Inflation figure used for rail fare rises to be released

The Office for National Statistics will publish last month’s retail prices index (RPI) at 9.30am.

16 August 2022

An inflation figure usually used to determine annual rises in some train fares will be released on Wednesday.

The Office for National Statistics will publish July’s retail prices index (RPI) at 9.30am.

Traditionally, the UK, Scottish and Welsh Governments have used the figure to set the cap on the following year’s increase in regulated train fares, which include most season tickets on commuter routes.

July’s RPI is expected to be around 12%.

The Department for Transport announced on Monday that the 2023 increase in regulated fares in England will be below the inflation measurement.

Wales usually makes similar fare changes to England, while the Scottish Government has not announced its plan for 2023.

Rises in unregulated fares on Britain’s railways are set by operators.

Fares in Northern Ireland are set by operator Translink, which does not use RPI.
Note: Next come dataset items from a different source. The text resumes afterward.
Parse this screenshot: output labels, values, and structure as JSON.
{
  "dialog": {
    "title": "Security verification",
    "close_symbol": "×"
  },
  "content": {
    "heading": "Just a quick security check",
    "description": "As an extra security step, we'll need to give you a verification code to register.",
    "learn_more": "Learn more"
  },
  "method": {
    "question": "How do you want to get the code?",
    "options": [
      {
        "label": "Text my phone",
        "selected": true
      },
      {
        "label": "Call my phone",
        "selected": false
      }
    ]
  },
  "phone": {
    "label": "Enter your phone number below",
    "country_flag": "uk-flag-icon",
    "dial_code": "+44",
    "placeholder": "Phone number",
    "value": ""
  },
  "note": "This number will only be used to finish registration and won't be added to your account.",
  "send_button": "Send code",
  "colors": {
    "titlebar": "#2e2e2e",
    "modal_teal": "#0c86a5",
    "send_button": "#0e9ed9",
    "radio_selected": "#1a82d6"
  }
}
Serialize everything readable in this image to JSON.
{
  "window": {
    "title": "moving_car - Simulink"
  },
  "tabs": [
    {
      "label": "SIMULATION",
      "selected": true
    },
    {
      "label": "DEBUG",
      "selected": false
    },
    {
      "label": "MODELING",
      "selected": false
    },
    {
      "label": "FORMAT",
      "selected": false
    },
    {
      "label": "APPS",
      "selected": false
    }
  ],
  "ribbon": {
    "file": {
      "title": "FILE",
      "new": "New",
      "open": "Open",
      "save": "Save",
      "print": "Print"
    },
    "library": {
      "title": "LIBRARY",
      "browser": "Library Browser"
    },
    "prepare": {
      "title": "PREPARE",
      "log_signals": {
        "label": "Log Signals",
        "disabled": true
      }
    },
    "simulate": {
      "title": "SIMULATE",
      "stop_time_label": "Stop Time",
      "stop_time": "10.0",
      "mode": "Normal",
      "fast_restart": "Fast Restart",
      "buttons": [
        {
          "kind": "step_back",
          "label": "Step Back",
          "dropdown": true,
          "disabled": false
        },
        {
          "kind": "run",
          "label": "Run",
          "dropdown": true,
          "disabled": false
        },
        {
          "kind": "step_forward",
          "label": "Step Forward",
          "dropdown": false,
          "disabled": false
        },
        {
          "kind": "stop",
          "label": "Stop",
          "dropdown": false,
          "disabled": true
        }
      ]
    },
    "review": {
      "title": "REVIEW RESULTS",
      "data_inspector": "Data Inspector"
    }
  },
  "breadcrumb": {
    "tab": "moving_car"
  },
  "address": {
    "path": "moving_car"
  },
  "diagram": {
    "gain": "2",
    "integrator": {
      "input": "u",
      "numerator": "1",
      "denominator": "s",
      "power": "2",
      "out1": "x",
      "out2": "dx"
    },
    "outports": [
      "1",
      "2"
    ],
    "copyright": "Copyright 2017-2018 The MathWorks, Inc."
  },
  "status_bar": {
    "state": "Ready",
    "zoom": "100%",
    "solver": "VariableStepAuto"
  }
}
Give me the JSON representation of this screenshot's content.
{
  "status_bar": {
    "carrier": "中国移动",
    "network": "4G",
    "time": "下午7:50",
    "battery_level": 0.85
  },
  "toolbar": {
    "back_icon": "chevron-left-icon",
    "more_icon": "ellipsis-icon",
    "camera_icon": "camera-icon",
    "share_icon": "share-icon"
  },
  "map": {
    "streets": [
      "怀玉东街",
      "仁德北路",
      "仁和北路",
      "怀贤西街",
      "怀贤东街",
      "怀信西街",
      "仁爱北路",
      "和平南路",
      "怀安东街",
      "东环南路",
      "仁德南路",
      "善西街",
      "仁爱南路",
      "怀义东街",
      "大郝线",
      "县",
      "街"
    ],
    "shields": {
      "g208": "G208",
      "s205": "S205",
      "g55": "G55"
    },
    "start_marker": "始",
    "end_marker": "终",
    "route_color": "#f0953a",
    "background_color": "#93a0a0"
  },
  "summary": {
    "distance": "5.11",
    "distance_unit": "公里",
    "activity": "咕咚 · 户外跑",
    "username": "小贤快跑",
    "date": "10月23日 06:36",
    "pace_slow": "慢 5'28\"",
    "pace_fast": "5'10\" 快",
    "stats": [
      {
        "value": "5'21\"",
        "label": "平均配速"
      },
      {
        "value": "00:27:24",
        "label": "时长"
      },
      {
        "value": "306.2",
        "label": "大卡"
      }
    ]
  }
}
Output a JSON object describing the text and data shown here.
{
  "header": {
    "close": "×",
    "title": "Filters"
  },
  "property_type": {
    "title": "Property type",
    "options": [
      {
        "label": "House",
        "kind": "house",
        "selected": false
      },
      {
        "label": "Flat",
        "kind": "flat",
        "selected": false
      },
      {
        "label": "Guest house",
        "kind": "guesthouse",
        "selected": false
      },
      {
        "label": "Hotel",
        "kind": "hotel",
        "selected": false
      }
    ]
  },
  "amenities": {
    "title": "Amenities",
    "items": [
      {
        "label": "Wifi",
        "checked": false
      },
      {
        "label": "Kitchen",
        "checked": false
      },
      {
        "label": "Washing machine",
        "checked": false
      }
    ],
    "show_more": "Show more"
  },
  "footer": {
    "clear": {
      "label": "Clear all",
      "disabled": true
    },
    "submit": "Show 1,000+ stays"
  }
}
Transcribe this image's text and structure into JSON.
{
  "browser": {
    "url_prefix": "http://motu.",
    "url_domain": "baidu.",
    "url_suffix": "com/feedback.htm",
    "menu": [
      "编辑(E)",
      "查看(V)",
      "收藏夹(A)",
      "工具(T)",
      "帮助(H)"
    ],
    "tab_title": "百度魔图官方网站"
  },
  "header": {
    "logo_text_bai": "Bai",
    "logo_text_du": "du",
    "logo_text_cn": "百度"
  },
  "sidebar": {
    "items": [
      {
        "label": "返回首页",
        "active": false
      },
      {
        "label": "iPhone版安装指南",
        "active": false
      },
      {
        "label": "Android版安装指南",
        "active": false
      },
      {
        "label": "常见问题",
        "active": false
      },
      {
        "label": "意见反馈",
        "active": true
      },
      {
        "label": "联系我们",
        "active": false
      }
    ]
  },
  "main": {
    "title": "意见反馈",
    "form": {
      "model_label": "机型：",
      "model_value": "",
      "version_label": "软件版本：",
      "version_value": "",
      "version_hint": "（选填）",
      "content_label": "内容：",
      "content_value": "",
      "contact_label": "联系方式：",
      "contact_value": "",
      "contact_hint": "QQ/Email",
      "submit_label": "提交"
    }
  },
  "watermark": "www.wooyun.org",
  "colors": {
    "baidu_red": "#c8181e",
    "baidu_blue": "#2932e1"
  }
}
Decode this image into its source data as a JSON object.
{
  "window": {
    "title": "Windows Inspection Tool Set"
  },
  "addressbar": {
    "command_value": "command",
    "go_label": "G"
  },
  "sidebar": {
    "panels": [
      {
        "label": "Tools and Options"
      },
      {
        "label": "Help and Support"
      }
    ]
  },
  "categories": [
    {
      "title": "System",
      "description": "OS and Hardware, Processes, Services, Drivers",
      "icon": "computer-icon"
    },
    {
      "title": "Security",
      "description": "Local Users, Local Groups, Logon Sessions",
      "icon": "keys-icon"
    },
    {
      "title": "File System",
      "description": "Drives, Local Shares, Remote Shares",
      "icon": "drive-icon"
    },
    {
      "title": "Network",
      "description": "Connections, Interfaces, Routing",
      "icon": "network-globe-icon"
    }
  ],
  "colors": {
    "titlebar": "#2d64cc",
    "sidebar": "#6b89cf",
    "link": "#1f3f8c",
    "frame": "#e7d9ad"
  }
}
Chris Page, who chairs pressure group Railfuture, said: “The Government claims that the fare rise will be below inflation, but the devil will be in the detail.

“They won’t say what the increase will be, or which fares it will apply to.

“If the Government was serious about tackling the cost-of-living crisis it would make rail travel much more affordable and make it easier for people to use cars and planes less.

“Germany has shown the way with its nine euro (£7.58) travelcard offer.

“It proves that if the price is right, people will flock to the trains.”

Passengers are braced for more rail strikes on Thursday and Saturday, with only around a fifth of Britain’s train services operating and just half of lines open.

Thousands of members of the Rail, Maritime and Transport union, Transport Salaried Staffs’ Association and Unite at Network Rail and 14 train companies will strike in the long-running row over pay, jobs and conditions.

Analysis of Office of Rail and Road data by the PA news agency published on Tuesday found that industrial disputes, severe weather and coronavirus-related staff sickness caused the worst year for train reliability in Britain since records began.

The cancellations score in the 12 months to July 23 was 3.6%, which is the highest figure in records dating back to 2015.